織部釉の表面に不透明でつやの無い暗い緑色の膜ができる。
欠点の外観上の特徴
検査・試験方法
拡大鏡による目視観察。釉の耐酸性試験。釉の化学分析。
欠点の原因
織部釉の呈色の成分である銅が焼成中に揮発して、冷却中に釉表面に付着した。
焼成温度が低かったか焼成時間が短かったために釉が十分溶けていない。
基礎釉の組成が透明釉ではなく、マット釉などを調合した。
銅の配合量が多すぎた。
欠点の防止対策
表面に付着した銅は酸洗いすることで取り除くことができる。薄い塩酸に浸したのち、水洗いする。

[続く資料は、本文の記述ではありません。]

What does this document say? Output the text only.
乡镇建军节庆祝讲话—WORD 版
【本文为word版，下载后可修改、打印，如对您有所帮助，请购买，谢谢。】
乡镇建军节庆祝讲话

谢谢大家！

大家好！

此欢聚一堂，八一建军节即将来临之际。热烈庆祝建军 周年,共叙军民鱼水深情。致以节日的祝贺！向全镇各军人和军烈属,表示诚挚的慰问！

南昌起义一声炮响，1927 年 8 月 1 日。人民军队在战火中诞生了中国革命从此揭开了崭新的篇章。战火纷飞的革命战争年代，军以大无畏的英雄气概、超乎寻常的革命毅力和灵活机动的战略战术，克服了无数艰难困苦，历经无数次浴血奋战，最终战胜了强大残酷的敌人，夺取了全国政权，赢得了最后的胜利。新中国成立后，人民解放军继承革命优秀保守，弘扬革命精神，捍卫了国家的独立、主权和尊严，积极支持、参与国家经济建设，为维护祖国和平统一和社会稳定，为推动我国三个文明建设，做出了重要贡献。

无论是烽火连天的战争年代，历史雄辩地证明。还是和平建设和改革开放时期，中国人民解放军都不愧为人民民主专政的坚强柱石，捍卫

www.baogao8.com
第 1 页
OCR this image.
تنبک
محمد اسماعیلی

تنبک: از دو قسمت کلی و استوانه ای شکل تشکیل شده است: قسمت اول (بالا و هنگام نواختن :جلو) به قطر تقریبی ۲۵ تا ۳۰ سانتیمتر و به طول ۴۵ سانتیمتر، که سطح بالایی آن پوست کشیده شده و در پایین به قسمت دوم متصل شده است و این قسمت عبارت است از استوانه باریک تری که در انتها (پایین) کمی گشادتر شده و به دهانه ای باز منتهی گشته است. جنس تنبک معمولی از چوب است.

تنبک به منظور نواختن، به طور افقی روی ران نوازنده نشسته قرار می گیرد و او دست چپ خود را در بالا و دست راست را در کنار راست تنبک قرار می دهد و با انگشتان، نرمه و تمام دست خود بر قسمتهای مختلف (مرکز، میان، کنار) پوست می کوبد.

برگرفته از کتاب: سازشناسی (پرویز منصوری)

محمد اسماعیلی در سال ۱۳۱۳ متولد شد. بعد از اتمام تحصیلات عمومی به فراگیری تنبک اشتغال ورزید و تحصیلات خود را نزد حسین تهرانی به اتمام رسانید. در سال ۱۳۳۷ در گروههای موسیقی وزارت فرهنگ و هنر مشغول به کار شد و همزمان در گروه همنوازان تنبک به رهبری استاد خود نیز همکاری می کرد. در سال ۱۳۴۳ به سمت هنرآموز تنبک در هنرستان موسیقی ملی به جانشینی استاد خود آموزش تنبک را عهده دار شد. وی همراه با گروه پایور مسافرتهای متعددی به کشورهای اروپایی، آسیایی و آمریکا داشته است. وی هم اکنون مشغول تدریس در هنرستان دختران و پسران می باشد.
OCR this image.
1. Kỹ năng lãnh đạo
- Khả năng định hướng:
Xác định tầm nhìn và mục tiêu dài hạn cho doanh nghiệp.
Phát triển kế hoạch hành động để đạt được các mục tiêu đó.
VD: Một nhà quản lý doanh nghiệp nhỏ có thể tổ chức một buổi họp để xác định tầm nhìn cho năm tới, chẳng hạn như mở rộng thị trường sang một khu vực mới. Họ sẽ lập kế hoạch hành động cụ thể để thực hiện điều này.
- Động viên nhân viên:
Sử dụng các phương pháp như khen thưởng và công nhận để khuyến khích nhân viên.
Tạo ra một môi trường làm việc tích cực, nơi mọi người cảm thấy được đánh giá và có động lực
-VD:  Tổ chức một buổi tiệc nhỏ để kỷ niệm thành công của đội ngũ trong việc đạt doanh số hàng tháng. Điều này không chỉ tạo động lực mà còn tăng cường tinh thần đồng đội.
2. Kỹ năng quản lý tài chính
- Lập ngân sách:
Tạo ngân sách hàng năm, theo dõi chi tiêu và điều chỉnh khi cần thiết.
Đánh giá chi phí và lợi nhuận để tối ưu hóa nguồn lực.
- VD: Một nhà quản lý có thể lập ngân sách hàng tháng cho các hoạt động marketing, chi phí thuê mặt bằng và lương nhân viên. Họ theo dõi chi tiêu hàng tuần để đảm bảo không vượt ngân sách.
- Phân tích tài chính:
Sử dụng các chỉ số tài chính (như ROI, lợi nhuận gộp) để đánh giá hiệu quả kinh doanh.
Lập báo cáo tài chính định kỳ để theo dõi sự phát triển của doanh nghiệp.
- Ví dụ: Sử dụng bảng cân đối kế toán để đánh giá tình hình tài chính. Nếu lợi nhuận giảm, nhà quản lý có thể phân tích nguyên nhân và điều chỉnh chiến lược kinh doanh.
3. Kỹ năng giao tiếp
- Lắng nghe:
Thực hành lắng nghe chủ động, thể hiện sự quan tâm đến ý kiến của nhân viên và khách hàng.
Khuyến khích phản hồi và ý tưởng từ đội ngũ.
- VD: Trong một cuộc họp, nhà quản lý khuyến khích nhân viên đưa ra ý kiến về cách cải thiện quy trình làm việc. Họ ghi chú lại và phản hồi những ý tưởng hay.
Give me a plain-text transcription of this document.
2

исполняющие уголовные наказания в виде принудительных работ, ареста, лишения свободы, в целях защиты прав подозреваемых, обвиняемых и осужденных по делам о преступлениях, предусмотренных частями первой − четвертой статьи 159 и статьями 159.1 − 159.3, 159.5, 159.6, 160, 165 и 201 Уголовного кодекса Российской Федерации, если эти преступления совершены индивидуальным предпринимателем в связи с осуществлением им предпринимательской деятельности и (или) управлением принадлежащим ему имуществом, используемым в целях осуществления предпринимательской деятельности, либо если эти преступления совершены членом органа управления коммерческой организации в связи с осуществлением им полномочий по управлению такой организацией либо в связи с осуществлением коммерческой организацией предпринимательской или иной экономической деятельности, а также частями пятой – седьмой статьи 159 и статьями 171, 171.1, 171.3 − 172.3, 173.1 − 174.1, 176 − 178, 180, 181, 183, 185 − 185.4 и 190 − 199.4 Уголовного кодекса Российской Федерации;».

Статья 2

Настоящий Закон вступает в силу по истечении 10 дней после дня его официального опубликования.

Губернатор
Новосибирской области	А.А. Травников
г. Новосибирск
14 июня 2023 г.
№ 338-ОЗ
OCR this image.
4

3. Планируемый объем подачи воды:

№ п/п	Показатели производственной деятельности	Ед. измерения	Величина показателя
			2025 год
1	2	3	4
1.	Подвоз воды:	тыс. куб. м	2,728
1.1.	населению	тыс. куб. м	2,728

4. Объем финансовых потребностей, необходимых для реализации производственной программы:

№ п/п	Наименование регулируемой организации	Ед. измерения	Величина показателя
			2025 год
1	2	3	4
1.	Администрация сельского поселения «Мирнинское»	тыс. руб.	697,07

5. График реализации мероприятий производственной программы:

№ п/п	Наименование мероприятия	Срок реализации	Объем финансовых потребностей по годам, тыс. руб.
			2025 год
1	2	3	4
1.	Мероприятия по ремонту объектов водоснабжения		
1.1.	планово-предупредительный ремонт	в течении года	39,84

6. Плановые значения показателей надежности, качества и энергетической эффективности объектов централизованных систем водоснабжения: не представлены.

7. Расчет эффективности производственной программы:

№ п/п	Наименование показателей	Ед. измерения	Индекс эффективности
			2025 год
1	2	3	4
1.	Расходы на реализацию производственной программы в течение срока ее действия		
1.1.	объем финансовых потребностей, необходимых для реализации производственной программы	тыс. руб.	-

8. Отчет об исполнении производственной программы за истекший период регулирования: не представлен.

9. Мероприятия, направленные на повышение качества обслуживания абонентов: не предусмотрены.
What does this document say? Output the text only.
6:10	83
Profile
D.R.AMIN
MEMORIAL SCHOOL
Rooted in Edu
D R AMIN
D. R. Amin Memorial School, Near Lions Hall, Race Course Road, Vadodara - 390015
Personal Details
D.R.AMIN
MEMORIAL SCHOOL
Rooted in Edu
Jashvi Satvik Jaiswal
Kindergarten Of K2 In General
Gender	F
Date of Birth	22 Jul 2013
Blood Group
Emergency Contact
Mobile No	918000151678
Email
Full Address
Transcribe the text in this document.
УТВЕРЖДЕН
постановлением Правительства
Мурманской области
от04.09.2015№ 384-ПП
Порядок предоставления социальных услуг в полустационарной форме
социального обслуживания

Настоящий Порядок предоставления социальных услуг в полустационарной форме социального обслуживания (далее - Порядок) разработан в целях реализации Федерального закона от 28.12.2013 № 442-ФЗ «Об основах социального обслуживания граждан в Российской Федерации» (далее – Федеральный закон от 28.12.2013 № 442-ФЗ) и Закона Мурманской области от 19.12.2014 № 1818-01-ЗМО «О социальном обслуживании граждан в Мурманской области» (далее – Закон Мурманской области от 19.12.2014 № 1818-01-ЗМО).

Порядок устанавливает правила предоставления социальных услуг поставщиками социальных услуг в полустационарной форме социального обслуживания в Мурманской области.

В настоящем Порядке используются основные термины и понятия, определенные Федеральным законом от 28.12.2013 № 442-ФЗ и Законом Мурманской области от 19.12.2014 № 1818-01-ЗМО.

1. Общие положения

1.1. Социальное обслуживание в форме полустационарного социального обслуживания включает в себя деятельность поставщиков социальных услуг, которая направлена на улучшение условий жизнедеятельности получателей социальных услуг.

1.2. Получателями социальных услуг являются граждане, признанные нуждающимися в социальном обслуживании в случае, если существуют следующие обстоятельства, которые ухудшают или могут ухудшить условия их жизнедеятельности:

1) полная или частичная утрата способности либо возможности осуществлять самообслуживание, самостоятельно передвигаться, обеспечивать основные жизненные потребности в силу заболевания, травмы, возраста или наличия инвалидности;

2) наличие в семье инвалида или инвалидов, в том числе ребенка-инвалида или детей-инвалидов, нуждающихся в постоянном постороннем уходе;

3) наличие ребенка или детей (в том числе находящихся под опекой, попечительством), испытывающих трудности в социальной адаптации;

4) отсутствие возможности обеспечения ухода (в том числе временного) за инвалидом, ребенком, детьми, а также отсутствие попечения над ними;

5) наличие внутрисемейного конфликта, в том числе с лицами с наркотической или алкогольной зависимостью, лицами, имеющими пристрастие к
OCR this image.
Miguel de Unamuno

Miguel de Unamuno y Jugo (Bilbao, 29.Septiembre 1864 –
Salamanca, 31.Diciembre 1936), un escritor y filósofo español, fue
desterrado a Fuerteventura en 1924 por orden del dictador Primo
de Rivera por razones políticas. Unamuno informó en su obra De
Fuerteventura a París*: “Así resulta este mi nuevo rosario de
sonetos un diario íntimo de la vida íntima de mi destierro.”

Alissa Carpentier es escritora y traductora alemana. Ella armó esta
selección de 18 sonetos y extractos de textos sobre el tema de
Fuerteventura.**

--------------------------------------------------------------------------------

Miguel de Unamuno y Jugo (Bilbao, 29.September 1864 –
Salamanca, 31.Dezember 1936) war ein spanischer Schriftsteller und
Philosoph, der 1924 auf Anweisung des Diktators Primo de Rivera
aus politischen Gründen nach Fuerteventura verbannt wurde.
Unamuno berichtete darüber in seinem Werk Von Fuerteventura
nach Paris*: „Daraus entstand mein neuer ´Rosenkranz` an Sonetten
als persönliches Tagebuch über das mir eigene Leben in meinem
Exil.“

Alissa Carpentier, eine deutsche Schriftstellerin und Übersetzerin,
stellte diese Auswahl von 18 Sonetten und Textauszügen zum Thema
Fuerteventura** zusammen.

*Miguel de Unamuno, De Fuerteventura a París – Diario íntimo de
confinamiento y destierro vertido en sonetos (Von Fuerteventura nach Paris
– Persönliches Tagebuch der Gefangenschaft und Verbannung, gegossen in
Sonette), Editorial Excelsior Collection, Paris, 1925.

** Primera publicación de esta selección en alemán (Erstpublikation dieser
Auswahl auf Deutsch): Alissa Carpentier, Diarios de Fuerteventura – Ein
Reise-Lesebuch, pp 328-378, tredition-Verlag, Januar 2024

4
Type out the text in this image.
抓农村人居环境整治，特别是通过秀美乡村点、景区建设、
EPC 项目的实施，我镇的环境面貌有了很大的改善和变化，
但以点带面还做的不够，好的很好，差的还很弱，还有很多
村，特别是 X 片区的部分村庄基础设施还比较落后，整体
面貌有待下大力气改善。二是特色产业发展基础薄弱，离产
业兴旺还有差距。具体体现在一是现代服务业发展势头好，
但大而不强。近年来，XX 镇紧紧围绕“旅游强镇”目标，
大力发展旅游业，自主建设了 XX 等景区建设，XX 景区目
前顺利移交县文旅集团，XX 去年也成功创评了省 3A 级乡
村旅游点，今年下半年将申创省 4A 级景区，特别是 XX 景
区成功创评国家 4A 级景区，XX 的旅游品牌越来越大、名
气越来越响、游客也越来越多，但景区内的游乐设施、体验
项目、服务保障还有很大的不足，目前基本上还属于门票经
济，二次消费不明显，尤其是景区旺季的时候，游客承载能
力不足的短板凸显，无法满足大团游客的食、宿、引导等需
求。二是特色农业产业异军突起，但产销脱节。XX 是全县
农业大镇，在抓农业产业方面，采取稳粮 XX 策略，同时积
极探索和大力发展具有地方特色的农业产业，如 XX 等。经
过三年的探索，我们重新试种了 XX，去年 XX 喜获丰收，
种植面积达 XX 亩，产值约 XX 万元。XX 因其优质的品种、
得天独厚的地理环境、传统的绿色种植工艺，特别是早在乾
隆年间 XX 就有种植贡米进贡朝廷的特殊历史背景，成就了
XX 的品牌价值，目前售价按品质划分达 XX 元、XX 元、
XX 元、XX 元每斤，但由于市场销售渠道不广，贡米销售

35%塩酸250mlを9~15リットルの水で希釈した液に1~2時間浸したのち、流水で洗い流す。
釉薬の焼成温度まで加熱して、1時間程度保持する。
釉の成分の化学分析を行い、透明釉の組成から外れていれば調合を透明釉に変える。
その他
冷却速度が遅いと被膜はできやすい。
銅は揮発しやすいので過剰に添加しがちだが、添加量が多いほど被膜ができやすい。
酸洗いする希塩酸の濃度や洗浄時間は厳密なものではない。
酸洗いする前に半日ほど水に漬けておくと水洗いしやすい。